Sonic Cinema

Sounds, Visions and Insights by Brian Skutle

Blackout

Grade : B Year : 2013 Director : Running Time : Genre :
Movie review score
B

The movie starts with scenes of guys getting drunk, partying at a strip club. Pulsating music plays over the images, as well as the credits. After the credits, we cut to the next morning, where one of the guys (Harley, played by Timothy Woodward Jr.) and his girlfriend (Sophie, played by Chelsea Reeves) are waking up, getting ready for a big meeting. When Harley goes to the bathroom, however, he makes a gruesome discovery– a dead, mostly-naked girl is in the shower. He’s hungover, to be sure, but he can’t remember anything that would lead to that. Unfortunately, when he gets back from his meeting, the body is still there, so he clearly wasn’t hallucinating. Now, there’s a mystery to solve.

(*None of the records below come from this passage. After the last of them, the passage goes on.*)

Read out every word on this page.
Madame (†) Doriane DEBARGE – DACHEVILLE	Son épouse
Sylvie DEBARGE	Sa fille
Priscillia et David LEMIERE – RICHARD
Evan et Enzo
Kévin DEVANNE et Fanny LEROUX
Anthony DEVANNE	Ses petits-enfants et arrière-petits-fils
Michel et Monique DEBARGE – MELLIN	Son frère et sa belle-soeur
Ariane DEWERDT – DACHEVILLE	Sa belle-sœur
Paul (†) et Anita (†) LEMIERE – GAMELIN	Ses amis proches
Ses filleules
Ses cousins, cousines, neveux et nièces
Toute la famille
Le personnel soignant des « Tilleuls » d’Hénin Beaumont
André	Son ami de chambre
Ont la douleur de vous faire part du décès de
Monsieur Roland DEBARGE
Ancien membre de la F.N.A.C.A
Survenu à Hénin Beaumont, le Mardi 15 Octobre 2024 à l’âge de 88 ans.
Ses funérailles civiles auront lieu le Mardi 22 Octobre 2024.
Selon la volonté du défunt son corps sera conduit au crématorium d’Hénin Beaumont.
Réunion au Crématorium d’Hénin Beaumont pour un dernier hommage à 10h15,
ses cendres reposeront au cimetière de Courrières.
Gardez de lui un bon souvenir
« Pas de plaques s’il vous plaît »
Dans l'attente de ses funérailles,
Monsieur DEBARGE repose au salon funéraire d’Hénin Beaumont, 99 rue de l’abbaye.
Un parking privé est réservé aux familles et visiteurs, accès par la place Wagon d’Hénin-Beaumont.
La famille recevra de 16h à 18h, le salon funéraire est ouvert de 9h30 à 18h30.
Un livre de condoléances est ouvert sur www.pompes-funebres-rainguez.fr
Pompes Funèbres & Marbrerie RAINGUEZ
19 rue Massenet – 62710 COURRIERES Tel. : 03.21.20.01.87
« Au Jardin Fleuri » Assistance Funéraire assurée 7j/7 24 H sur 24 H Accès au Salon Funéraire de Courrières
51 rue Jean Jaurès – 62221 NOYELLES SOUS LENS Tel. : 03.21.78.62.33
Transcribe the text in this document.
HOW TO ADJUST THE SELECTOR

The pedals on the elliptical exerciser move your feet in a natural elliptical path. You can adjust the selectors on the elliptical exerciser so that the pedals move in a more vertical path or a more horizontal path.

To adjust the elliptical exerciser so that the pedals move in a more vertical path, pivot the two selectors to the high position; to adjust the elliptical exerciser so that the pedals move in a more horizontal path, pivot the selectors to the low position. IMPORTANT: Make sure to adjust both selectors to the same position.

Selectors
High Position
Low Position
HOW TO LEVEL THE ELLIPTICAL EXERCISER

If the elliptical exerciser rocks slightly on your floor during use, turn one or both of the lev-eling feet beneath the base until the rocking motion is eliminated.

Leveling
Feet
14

Writer Pia Cook and director Matthew K. Hacker aren’t so much interested in the mystery of how the body got there, however, so much as how it shakes up Harley’s life. He doesn’t do a whole lot of investigating into why the body ended up in his shower, but rather, he puts it in one of his suitcases and dumps it. Unfortunately for him, though, another one turns up the next day, this time in his bed. Rather than call the police, however, he calls his best friend, Alfred (Robert Covington), to try and get rid of it. Now, Harley’s really worried, about his sanity; who he can trust; and why this is happening.

“Blackout” is an intriguing murder mystery where the actual murders seem to take a back seat to the psychological toll these events take on our protagonist, who is put through the ringer. He distances himself from his girlfriend, and worries about what could happen with his new promotion at work, where his boss, and soon-to-be father-in-law, has made it clear that the only acceptable number of strikes is zero. Needless to say, Harley waking up rather regularly with dead women in his apartment is a pretty big strike against him. When the mystery is revealed, however, I have to admit it wasn’t quite as impactful as I would hope it would be for this type of story. Part of that is because of the performances themselves, which are good, but mostly struck me as serviceable, but it’s also because Cook and Hacker don’t really come up with an intriguing reason for the events that came before. Yes, jealousy can be a powerful motivator in a story, but the way it’s handled here, doesn’t really give us as much of a window into the dynamics at play that are necessary to give the finally the punch it requires. (The final moments of the film don’t help its cause, either.) It’s a shame that a movie that starts with such promise, ends in rather limp fashion, because I was definitely ready for a wilder ride than this.